Turkey’s economy has a Central Bank problem
Turkey’s economy has a big problem: The Central Bank problem.
Not only does it avoid fighting inflation, which is its essential mission, it also does not seem to be convinced about the need for such a fight, thus only aggravating the problem.
There may be several causes of this problem. It doesn’t stem from the lack of required skills to do the job. Rather, it stems from the fact that although the people heading these institutions are equipped with the necessary information, they are not acting with any foresight.
The current administration of the Central Bank is refraining from properly fulfilling its essential task defined by the law, despite the fact that its independence is legally protected. The reason is clear: It prefers to act in line with the wishes of the political authority.

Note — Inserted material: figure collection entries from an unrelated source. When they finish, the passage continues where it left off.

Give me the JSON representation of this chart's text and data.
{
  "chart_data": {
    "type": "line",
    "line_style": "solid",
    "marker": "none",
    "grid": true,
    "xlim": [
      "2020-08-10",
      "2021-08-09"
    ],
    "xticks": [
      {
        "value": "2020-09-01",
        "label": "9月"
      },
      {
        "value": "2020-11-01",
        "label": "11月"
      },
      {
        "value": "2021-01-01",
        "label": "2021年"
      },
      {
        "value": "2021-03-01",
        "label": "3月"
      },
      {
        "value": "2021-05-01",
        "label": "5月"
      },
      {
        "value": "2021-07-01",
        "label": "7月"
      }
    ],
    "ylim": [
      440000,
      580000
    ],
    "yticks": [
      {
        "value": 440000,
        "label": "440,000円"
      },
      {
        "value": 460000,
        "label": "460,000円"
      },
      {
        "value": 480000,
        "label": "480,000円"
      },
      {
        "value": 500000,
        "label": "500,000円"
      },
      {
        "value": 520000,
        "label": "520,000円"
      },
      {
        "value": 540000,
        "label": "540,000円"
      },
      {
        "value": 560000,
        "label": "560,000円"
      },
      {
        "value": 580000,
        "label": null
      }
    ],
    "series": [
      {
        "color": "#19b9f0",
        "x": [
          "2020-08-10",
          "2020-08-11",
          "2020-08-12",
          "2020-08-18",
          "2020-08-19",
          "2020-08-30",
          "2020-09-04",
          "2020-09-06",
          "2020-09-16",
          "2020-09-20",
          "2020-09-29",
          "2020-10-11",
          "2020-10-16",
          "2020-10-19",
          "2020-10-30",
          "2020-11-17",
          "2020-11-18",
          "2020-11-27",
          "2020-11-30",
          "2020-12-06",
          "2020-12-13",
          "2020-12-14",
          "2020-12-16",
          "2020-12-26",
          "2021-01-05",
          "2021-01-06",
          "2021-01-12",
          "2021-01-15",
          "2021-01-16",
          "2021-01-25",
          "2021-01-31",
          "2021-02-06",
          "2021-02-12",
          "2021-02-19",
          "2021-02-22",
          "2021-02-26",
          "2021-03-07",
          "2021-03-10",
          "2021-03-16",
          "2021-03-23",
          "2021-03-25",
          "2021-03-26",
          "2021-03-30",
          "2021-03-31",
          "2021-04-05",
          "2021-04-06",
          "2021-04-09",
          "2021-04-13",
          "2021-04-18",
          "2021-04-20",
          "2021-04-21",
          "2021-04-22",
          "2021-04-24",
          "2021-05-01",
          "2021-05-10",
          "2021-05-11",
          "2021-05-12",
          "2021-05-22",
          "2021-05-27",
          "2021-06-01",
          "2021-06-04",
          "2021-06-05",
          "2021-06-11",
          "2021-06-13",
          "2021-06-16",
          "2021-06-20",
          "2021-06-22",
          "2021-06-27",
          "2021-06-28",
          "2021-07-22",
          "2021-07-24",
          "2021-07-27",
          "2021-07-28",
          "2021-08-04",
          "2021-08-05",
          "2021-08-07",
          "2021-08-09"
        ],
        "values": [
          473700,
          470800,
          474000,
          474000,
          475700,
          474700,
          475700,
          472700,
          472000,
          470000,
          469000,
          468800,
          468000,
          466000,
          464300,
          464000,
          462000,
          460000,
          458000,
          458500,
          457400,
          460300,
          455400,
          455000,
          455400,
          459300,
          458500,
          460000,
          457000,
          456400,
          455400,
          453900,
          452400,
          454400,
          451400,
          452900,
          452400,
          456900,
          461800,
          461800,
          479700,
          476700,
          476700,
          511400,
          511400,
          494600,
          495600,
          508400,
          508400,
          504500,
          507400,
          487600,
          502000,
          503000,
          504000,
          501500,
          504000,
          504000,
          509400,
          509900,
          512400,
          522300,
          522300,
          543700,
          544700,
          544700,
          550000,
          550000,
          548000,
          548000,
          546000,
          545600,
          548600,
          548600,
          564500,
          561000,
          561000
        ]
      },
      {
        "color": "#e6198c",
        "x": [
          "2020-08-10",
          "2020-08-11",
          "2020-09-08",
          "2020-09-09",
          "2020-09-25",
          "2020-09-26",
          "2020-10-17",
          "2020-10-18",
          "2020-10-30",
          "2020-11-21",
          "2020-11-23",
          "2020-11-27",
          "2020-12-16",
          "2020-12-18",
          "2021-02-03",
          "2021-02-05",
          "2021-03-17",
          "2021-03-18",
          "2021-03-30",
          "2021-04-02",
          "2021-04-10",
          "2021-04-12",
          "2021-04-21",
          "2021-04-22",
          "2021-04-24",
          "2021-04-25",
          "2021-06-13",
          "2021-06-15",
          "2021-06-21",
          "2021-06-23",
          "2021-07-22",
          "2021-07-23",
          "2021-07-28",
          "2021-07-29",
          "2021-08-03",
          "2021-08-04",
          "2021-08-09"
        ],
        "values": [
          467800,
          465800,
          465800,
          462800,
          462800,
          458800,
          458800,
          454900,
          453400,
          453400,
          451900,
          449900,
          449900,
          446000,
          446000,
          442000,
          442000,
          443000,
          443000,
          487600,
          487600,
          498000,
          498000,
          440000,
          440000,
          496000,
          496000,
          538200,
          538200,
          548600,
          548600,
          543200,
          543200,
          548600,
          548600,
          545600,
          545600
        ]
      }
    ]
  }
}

Whatever the reason, the upshot of the problem is that the Central Bank isn’t fulfilling its main task of fighting inflation. As a result, consumer prices rose to 8.81 year–on–year in December, far above the target of 5 percent at the start of the year.
Only last month, while preparations were being made for 2016, did the Central Bank revise year end inflation expectations to 7.9 percent. How can they make so many mistakes in the course of just one month?
This is not the first time that the Central Bank administration has made a big deviation from its targets. It has missed nearly all inflation targets of late and is going to have to write a letter to the government to explain why it has been unable to meet the target.
Worse, the Central Bank administration doesn’t even look close to making a correct analysis or providing an apology that will give confidence to the markets.
The Central Bank has made a presentation saying the current account deficit is falling, there is a growing trend in the exports to the European Union, the tight fiscal policy is continuing, and the interest rate corridor will narrow after normalization.
Markets have lost hope
In short, it does not look like the Central Bank is even aware of the dimension of the problem.
Actually I don’t think it is not aware. Rather, it has allowed its experience and knowledge to be hijacked by the will of the government.
At the current point, it is crystal clear that there is no trust left in the Central Bank. While refraining from saying it openly, everyone in the markets sees that the Central Bank cannot act independently and that nothing will be done with the right timing.
When you talk to people in the banking sector, they say that what the Central Bank actually looks at is core inflation, which is currently as high as 9.5 percent. They say it is a huge mistake not to take action in view of that rate.
No one is confident that a decision to increase interest rates will be taken in the Bank’s January meeting, despite these latest figures. In fact, some bankers have started to plan according to the calculation that the Bank will continue to make mistakes and we will all pay a heavy cost.
Over the last two years, the Central Bank, which should solve problems and secure stability, has itself become the problem.